| Considerations for Using Aggregate Tables and OLAP
Many data warehousing architects and DBAs face the dual challenge of maximizing
flexibility within their data warehousing environment, while at the same time,
ensuring maximum performance. This challenge can be overcome by developing a
strategy on how to manage aggregates, or pre-calculated data summarizations.
The resulting aggregate strategy can play a critical role in a data warehousing
initiative.
Aggregation refers to the gathering of information in separate sets from two or
more sources. Often, this data is stored in a data warehouse in a summarized
form. For example, you may wish to summarize the data by various time periods.

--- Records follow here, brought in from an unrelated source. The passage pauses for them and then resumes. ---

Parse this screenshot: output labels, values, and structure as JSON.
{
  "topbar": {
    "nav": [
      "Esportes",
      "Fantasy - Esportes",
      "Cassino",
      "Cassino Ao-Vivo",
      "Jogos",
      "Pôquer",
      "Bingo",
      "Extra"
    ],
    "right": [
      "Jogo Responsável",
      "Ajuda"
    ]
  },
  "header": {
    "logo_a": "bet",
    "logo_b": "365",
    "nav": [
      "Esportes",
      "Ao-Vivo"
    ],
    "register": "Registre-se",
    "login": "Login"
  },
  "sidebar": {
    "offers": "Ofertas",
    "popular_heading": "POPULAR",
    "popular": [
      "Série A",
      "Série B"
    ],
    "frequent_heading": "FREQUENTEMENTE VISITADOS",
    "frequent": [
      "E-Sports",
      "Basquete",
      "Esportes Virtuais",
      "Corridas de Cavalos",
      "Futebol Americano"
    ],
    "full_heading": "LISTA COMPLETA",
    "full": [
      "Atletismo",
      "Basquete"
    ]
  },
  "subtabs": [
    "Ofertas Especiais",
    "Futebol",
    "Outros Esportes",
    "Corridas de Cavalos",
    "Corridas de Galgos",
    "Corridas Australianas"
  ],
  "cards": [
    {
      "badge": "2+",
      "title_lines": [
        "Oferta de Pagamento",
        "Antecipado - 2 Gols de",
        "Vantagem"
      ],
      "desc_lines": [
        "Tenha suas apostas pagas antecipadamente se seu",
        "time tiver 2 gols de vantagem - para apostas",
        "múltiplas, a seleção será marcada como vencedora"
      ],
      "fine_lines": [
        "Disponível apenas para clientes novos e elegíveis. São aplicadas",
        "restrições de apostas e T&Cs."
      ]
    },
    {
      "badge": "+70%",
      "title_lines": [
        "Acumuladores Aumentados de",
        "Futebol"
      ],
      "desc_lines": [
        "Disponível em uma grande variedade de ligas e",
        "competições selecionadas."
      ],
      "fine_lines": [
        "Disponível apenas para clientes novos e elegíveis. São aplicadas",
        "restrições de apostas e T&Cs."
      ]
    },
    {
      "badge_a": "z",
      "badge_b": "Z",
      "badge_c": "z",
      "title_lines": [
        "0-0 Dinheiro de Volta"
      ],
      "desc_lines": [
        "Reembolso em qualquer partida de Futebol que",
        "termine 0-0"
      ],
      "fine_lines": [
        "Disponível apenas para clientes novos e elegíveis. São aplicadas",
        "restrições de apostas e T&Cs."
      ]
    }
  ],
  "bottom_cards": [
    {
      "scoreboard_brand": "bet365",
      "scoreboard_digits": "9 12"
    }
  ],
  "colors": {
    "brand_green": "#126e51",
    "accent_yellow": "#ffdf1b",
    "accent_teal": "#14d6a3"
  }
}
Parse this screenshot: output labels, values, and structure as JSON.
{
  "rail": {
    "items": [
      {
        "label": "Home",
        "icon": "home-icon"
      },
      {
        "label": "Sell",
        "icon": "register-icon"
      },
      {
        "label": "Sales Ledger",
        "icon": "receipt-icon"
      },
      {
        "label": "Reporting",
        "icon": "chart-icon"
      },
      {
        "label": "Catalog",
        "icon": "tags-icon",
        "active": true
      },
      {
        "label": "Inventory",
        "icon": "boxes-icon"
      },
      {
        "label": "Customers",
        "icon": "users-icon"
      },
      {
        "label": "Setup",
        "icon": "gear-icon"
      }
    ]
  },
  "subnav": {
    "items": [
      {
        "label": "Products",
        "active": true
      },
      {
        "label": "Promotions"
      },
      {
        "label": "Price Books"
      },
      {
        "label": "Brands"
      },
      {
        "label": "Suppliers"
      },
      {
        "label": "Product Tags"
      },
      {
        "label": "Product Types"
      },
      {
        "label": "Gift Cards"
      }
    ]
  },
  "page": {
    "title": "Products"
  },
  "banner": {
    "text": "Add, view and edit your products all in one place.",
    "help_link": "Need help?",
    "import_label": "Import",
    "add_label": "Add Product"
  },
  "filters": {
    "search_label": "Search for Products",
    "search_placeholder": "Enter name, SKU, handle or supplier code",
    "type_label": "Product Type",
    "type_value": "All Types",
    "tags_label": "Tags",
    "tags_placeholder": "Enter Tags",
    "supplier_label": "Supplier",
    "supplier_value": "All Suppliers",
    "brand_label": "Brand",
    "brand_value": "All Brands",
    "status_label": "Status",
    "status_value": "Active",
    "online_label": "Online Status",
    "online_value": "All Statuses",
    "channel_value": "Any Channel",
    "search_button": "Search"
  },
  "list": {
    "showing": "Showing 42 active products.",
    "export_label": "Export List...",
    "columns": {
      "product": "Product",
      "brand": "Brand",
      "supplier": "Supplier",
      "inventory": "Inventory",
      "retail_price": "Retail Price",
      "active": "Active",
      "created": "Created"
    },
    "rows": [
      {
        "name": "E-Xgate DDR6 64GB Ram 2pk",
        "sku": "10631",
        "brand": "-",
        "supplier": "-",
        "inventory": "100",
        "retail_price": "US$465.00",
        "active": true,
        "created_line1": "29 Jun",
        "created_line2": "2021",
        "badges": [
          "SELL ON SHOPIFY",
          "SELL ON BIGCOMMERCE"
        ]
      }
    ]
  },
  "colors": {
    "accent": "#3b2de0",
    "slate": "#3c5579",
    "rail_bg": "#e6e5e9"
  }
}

Aggregates are used for two main reasons. One is to save storage space; data
warehouses can get very large, and the use of aggregates greatly reduces the
space needed to store data. The second reason is to improve the performance of
business intelligence tools. When queries run faster, they take up less
processing time and users get their information back more quickly.
Aggregate strategies typically rely on two technologies: OLAP and relational
aggregate tables. While the most prevalent strategy to date has been to use
aggregate tables, as they provide a practical, cost-effective way to improve
query performance, many IT professionals are now realizing the performance and
efficiency potential that OLAP technology provides.
OLAP technology was once thought of as being incompatible with front-end query
tools. However, compatibility issues are becoming less frequent, particularly
because OLAP data is becoming more and more compatible with relational data.
There are many advantages to OLAP. In most instances, OLAP queries can be
performed faster than relational queries. Also, OLAP enables querying
flexibility, which allows any dimension, level or member to be returned to
either a row or column in a result set. The speed and flexibility of OLAP makes
it an attractive choice.
Whatever the technology you choose for your aggregate strategy, it's important
to keep an open mind to both aggregate tables and OLAP. You may find that your
data warehousing environment can perform more efficiently with both
technologies in place. For example, you may be able to use aggregate tables for
reporting and OLAP for analysis.
Also, relational and OLAP technologies are quite diverse. Therefore, there is
no definite rule for when to use OLAP and when to use aggregate tables. It's
important to develop a clear understanding of the aggregates you query most
often, and the latency requirements for your aggregates. With this
understanding, you will be able to better realize what combination of
technology best suits your needs.
One last word on aggregation strategies: You need to keep in mind how granular
you need the data to be to meet your business analysis objectives. Aggregation
can result in the loss of time-sensitive linear data. If for instance, you're
trying to compile a complete customer profile in order to better understand
your customers, aggregation may not be the answer. In this case, you would
likely want to store both detailed information and aggregated information. This
approach may take up more storage space in the data warehouse, but it also
gives your users maximum flexibility to look at all details related to customer
relationships, while still achieving the best performance when looking at
summarized data.
|